Marilia, en plano fijo y desapasionadamente, cual es habitual en las heroínas almodovarianas con mucho por decir y poco que perder, le confiesa a Vicente-Vera que Robert ha matado a su hermano sin saberlo, y que ella es la madre de ambos, borrando aún más la línea entre veracidad y apariencia; pues el recipiente de esa confidencia, desde la fantasía de la piel que habita, poco puede hacer para comprenderla, y mucho menos consolarla. En efecto, será Vicente-Vera quien finalmente acabará con todos para huir de su prisión y reintegrarse a la cotidianeidad perdida, donde será sin embargo vista con sospecha e incredulidad por quienes se hallarán demasiado centrados en sortear los altibajos de su propia existencia.
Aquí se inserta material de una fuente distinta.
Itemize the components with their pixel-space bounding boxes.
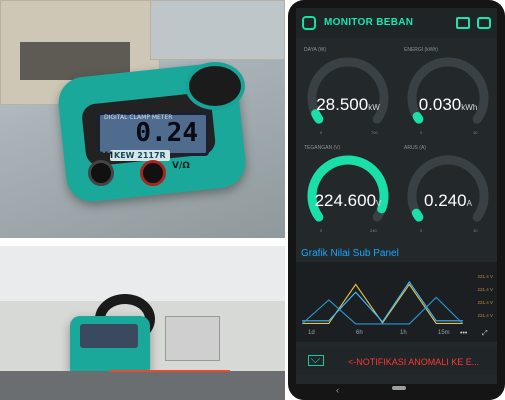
gauge-energi-fill <box>412 112 424 124</box>
fullscreen-chart-icon[interactable]: ⤢ <box>482 330 488 338</box>
gauge-tegangan-unit: V <box>376 199 382 208</box>
gauge-arus-number: 0.240 <box>424 191 467 210</box>
gauge-energi-unit: kWh <box>461 103 478 112</box>
test-lead <box>110 370 230 372</box>
chart-right-label-3: 221.4 V <box>477 300 493 305</box>
gauge-energi-label: ENERGI (kWh) <box>404 47 438 53</box>
com-jack <box>88 160 114 186</box>
mail-icon[interactable] <box>308 355 324 366</box>
gauge-arus-label: ARUS (A) <box>404 145 426 151</box>
com-jack-label: COM <box>90 151 114 161</box>
gauge-daya-value: 28.500kW <box>300 95 396 115</box>
gauge-daya-label: DAYA (W) <box>304 47 327 53</box>
lcd-reading: 0.24 <box>135 118 198 148</box>
phone-frame: MONITOR BEBAN DAYA (W) 28.500kW 0 700 EN… <box>288 0 505 400</box>
chart-tick-1d[interactable]: 1d <box>308 330 315 336</box>
app-topbar: MONITOR BEBAN <box>296 8 497 38</box>
gauge-energi-number: 0.030 <box>418 95 462 114</box>
gauge-tegangan-value: 224.600V <box>300 191 396 211</box>
gauge-tegangan-max: 240 <box>370 228 377 233</box>
v-ohm-jack <box>140 160 166 186</box>
gauge-daya-number: 28.500 <box>316 95 369 114</box>
clamp-meter-photo-top: 0.24 DIGITAL CLAMP METER KEW 2117R COM V… <box>0 0 285 238</box>
gauge-arus: ARUS (A) 0.240A 0 10 <box>400 145 496 242</box>
gauge-energi-max: 10 <box>473 130 478 135</box>
chart-series-line-3 <box>301 296 464 325</box>
meter-brand: KEW 2117R <box>110 150 170 161</box>
gauge-arus-min: 0 <box>420 228 423 233</box>
gauge-energi-min: 0 <box>420 130 423 135</box>
back-icon[interactable] <box>302 16 316 30</box>
floor <box>0 371 285 400</box>
app-screen: MONITOR BEBAN DAYA (W) 28.500kW 0 700 EN… <box>296 8 497 384</box>
gauge-tegangan-number: 224.600 <box>314 191 377 210</box>
meter-small-face <box>80 324 138 348</box>
app-title: MONITOR BEBAN <box>324 17 414 28</box>
v-ohm-jack-label: V/Ω <box>172 161 190 171</box>
rotary-dial <box>185 62 245 110</box>
chart-right-label-4: 221.4 V <box>477 313 493 318</box>
chart-more-icon[interactable]: ••• <box>460 330 467 337</box>
gauge-energi: ENERGI (kWh) 0.030kWh 0 10 <box>400 47 496 144</box>
chart-right-label-1: 221.4 V <box>477 274 493 279</box>
battery-icon[interactable] <box>456 17 470 29</box>
wall <box>0 246 285 301</box>
chart-tick-6h[interactable]: 6h <box>356 330 363 336</box>
nav-home-icon[interactable] <box>392 386 406 390</box>
gauge-daya: DAYA (W) 28.500kW 0 700 <box>300 47 396 144</box>
gauge-arus-unit: A <box>466 199 472 208</box>
breaker-box <box>165 316 220 361</box>
lcd-caption: DIGITAL CLAMP METER <box>104 114 173 121</box>
notification-text[interactable]: <-NOTIFIKASI ANOMALI KE E... <box>348 357 479 367</box>
background-wall <box>150 0 285 60</box>
clamp-meter-photo-bottom <box>0 246 285 400</box>
gauge-daya-min: 0 <box>320 130 323 135</box>
clamp-meter-small <box>70 316 150 378</box>
chart-right-label-2: 221.4 V <box>477 287 493 292</box>
gauge-tegangan-min: 0 <box>320 228 323 233</box>
nav-back-icon[interactable]: ‹ <box>336 385 339 395</box>
fullscreen-icon[interactable] <box>477 17 491 29</box>
gauge-arus-value: 0.240A <box>400 191 496 211</box>
chart-tick-15m[interactable]: 15m <box>438 330 450 336</box>
gauge-arus-max: 10 <box>473 228 478 233</box>
gauge-arus-fill <box>411 208 424 222</box>
gauge-tegangan-label: TEGANGAN (V) <box>304 145 341 151</box>
gauge-daya-max: 700 <box>371 130 378 135</box>
chart-title: Grafik Nilai Sub Panel <box>301 248 399 259</box>
chart-series-line-1 <box>302 283 463 324</box>
gauge-energi-value: 0.030kWh <box>400 95 496 115</box>
gauge-daya-unit: kW <box>368 103 380 112</box>
chart-tick-1h[interactable]: 1h <box>400 330 407 336</box>
gauge-tegangan: TEGANGAN (V) 224.600V 0 240 <box>300 145 396 242</box>
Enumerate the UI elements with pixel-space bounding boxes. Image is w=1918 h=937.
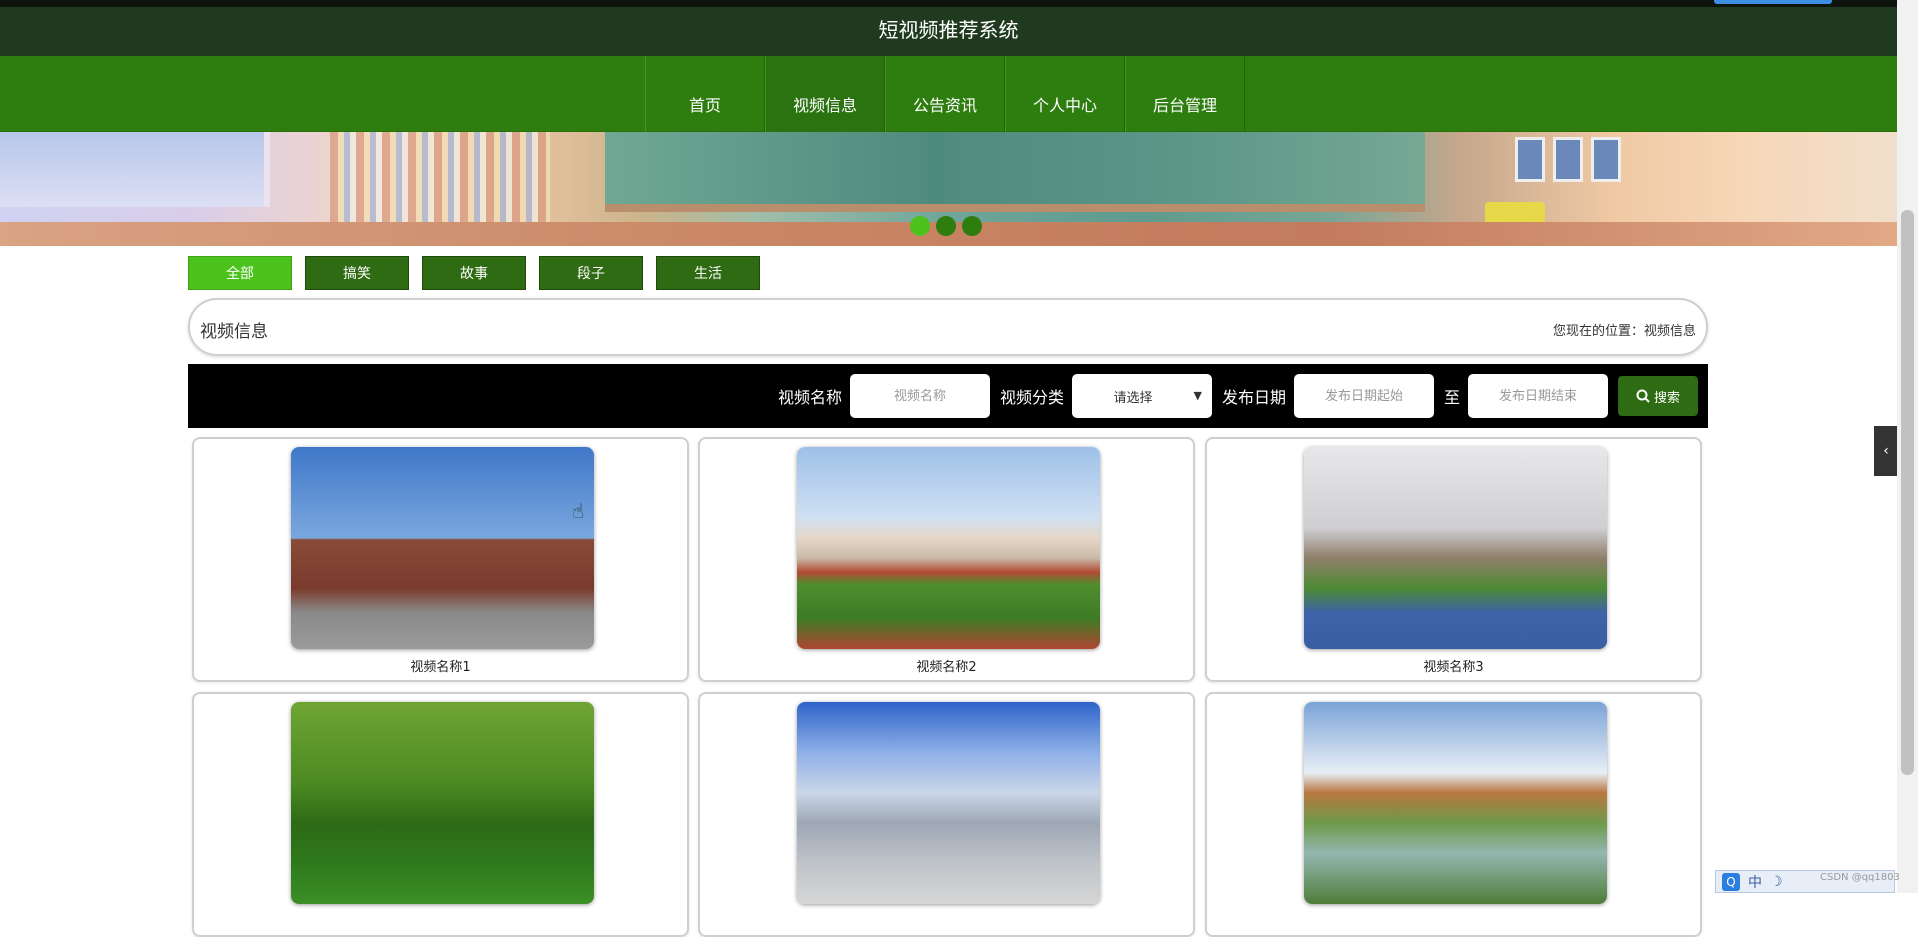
search-bar: 视频名称 视频分类 请选择 ▼ 发布日期 至 搜索	[188, 364, 1708, 428]
moon-icon[interactable]: ☽	[1770, 874, 1783, 890]
breadcrumb-current[interactable]: 视频信息	[1644, 320, 1696, 339]
search-button[interactable]: 搜索	[1618, 376, 1698, 416]
category-label: 视频分类	[999, 388, 1064, 407]
date-label: 发布日期	[1221, 388, 1286, 407]
filter-all-button[interactable]: 全部	[188, 256, 292, 290]
date-separator: 至	[1443, 388, 1460, 407]
banner-poster	[1553, 137, 1583, 182]
nav-item-admin[interactable]: 后台管理	[1125, 56, 1245, 132]
filter-jokes-button[interactable]: 段子	[539, 256, 643, 290]
name-label: 视频名称	[777, 388, 842, 407]
browser-tab-indicator	[1714, 0, 1832, 4]
nav-item-news[interactable]: 公告资讯	[885, 56, 1005, 132]
video-thumbnail[interactable]	[797, 447, 1100, 649]
ime-mode-label[interactable]: 中	[1748, 872, 1762, 892]
filter-funny-button[interactable]: 搞笑	[305, 256, 409, 290]
breadcrumb: 您现在的位置： 视频信息	[1553, 320, 1696, 339]
video-thumbnail[interactable]	[291, 447, 594, 649]
top-header: 短视频推荐系统	[0, 0, 1897, 56]
video-title[interactable]: 视频名称2	[700, 656, 1193, 675]
chevron-left-icon: ‹	[1883, 443, 1889, 459]
video-thumbnail[interactable]	[1304, 702, 1607, 904]
nav-item-home[interactable]: 首页	[645, 56, 765, 132]
ime-logo-icon: Q	[1722, 872, 1740, 891]
video-thumbnail[interactable]	[797, 702, 1100, 904]
search-button-label: 搜索	[1653, 390, 1680, 406]
video-thumbnail[interactable]	[291, 702, 594, 904]
video-card[interactable]: 视频名称3	[1205, 437, 1702, 682]
video-card[interactable]	[1205, 692, 1702, 937]
side-panel-toggle[interactable]: ‹	[1874, 426, 1898, 476]
carousel-dots	[910, 216, 982, 236]
video-card[interactable]	[192, 692, 689, 937]
watermark: CSDN @qq1803	[1820, 872, 1900, 883]
search-icon	[1636, 389, 1650, 403]
nav-item-profile[interactable]: 个人中心	[1005, 56, 1125, 132]
banner-window	[0, 132, 270, 207]
video-title[interactable]: 视频名称1	[194, 656, 687, 675]
banner-blackboard	[605, 132, 1425, 212]
page-title: 视频信息	[200, 322, 268, 342]
date-start-input[interactable]	[1293, 374, 1434, 418]
banner-poster	[1515, 137, 1545, 182]
page-scrollbar[interactable]	[1897, 0, 1918, 893]
video-name-input[interactable]	[849, 374, 990, 418]
video-card[interactable]	[698, 692, 1195, 937]
hand-cursor-icon: ☝	[572, 499, 585, 523]
category-select-value: 请选择	[1113, 390, 1153, 406]
scrollbar-thumb[interactable]	[1901, 210, 1914, 775]
video-card[interactable]: 视频名称1	[192, 437, 689, 682]
category-select[interactable]: 请选择 ▼	[1071, 374, 1212, 418]
chevron-down-icon: ▼	[1193, 389, 1202, 402]
category-filters: 全部 搞笑 故事 段子 生活	[188, 256, 760, 290]
section-header: 视频信息 您现在的位置： 视频信息	[188, 298, 1708, 356]
carousel-dot[interactable]	[962, 216, 982, 236]
breadcrumb-prefix: 您现在的位置：	[1552, 324, 1644, 339]
banner-poster	[1591, 137, 1621, 182]
filter-life-button[interactable]: 生活	[656, 256, 760, 290]
nav-item-videos[interactable]: 视频信息	[765, 56, 885, 132]
site-title: 短视频推荐系统	[878, 18, 1019, 42]
carousel-dot[interactable]	[910, 216, 930, 236]
filter-story-button[interactable]: 故事	[422, 256, 526, 290]
main-nav: 首页 视频信息 公告资讯 个人中心 后台管理	[0, 56, 1897, 132]
video-card[interactable]: 视频名称2	[698, 437, 1195, 682]
video-title[interactable]: 视频名称3	[1207, 656, 1700, 675]
carousel-dot[interactable]	[936, 216, 956, 236]
video-thumbnail[interactable]	[1304, 447, 1607, 649]
date-end-input[interactable]	[1468, 374, 1608, 418]
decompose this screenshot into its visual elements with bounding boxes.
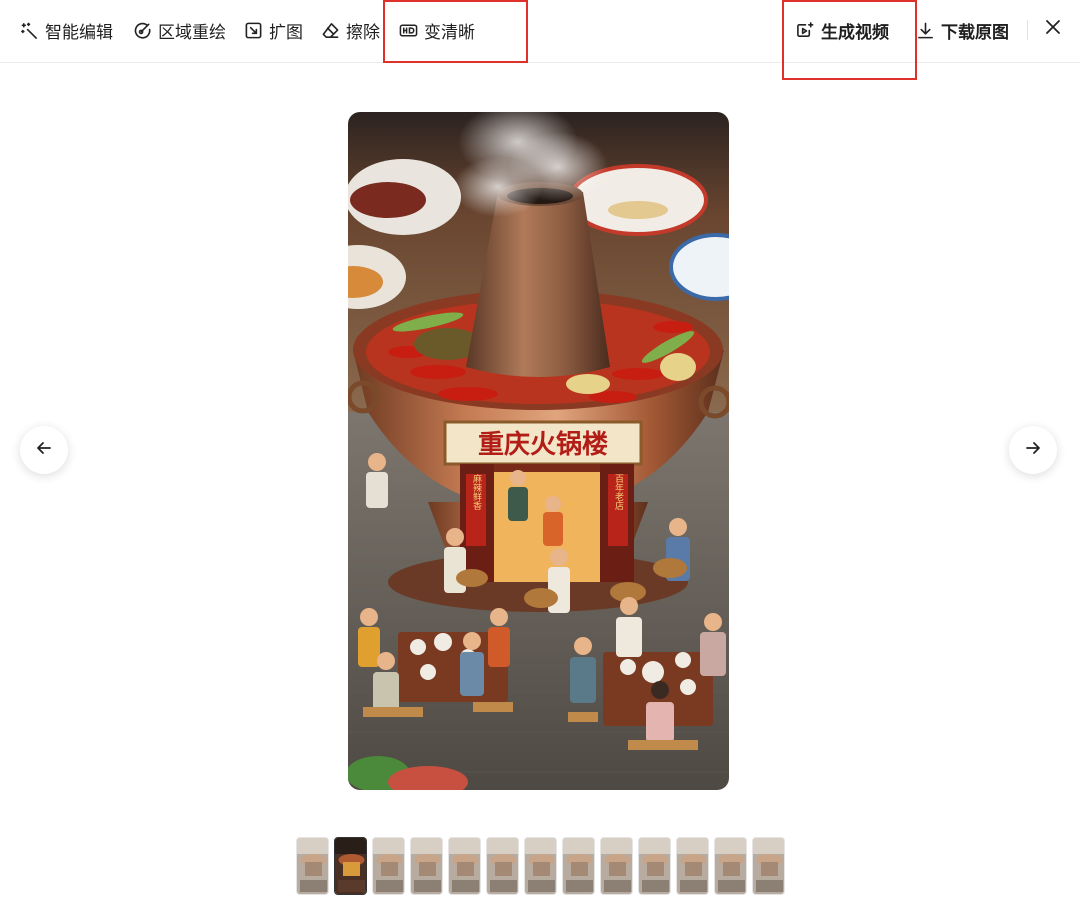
next-image-button[interactable]: [1009, 426, 1057, 474]
download-original-button[interactable]: 下载原图: [916, 18, 1009, 43]
thumbnail[interactable]: [600, 837, 633, 895]
expand-icon: [244, 21, 263, 40]
magic-wand-icon: [20, 21, 39, 40]
arrow-right-icon: [1023, 438, 1043, 462]
close-icon: [1044, 18, 1062, 40]
thumbnail[interactable]: [334, 837, 367, 895]
smart-edit-label: 智能编辑: [45, 22, 113, 43]
region-redraw-label: 区域重绘: [158, 22, 226, 43]
thumbnail[interactable]: [372, 837, 405, 895]
download-original-label: 下载原图: [941, 22, 1009, 43]
thumbnail[interactable]: [714, 837, 747, 895]
prev-image-button[interactable]: [20, 426, 68, 474]
thumbnail[interactable]: [524, 837, 557, 895]
thumbnail[interactable]: [448, 837, 481, 895]
enhance-highlight-box: [383, 0, 528, 63]
smart-edit-button[interactable]: 智能编辑: [20, 18, 113, 43]
thumbnail[interactable]: [562, 837, 595, 895]
thumbnail[interactable]: [296, 837, 329, 895]
thumbnail[interactable]: [486, 837, 519, 895]
right-banner-text: 百年老店: [613, 474, 624, 511]
close-button[interactable]: [1040, 16, 1066, 42]
main-image: 重庆火锅楼 麻辣鲜香 百年老店: [348, 112, 729, 790]
brush-target-icon: [133, 21, 152, 40]
thumbnail[interactable]: [410, 837, 443, 895]
erase-label: 擦除: [346, 22, 380, 43]
thumbnail[interactable]: [638, 837, 671, 895]
expand-button[interactable]: 扩图: [244, 18, 303, 43]
shop-sign-text: 重庆火锅楼: [478, 429, 608, 460]
thumbnail[interactable]: [676, 837, 709, 895]
toolbar: 智能编辑 区域重绘 扩图 擦除 变清晰 生成视频 下载原图: [0, 0, 1080, 63]
thumbnail[interactable]: [752, 837, 785, 895]
thumbnail-strip: [296, 837, 785, 897]
download-icon: [916, 21, 935, 40]
toolbar-divider: [1027, 20, 1028, 40]
arrow-left-icon: [34, 438, 54, 462]
expand-label: 扩图: [269, 22, 303, 43]
region-redraw-button[interactable]: 区域重绘: [133, 18, 226, 43]
generate-video-highlight-box: [782, 0, 917, 80]
left-banner-text: 麻辣鲜香: [471, 473, 482, 510]
erase-button[interactable]: 擦除: [321, 18, 380, 43]
eraser-icon: [321, 21, 340, 40]
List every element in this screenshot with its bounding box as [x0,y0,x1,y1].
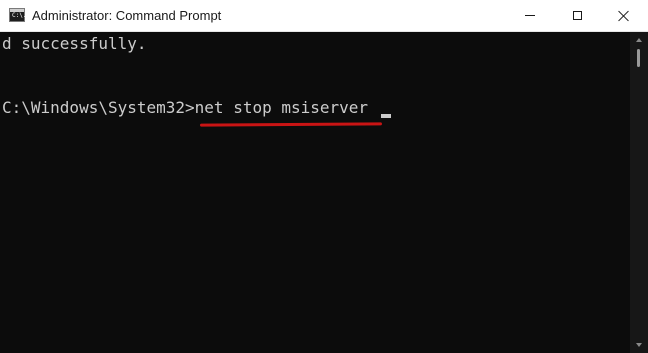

Las transiciones entre la historia de Robert y Zeca a través de Vicente-Vera, y los regresos a la infancia de aquellos dos jóvenes en el recuerdo de Marilia, son sin duda los mejores momentos de La piel que habito, pues se suceden imperceptiblemente ante los ojos del espectador, inmerso en el firmamento almodovariano de pasiones enfrentadas, desacralización de los valores familiares tradicionales, choque de sexualidades opuestas, y mutaciones físicas y psíquicas de los protagonistas.

Tal reiteración de referentes podría parecer repetitiva, si el cine de Pedro Almodóvar, a lo largo de estos 40 años, no trata de entenderse como un corpus, donde los films se integran cual capítulos de una recherche proustiana. Siguiendo esta manera de narrar, las situaciones, temas y objetos se trasladan de una a otra película, aludiéndose, citándose y espejeándose, en tanto dicho corpus va aumentando, extendiéndose e influyendo sobre la estética de directores tan diversos como Arturo Ripstein, Wong Kai-Wai y Olivier Assayas, entre muchos otros, pero sin perder su sello característico, y su capacidad de subvertir y sorprender.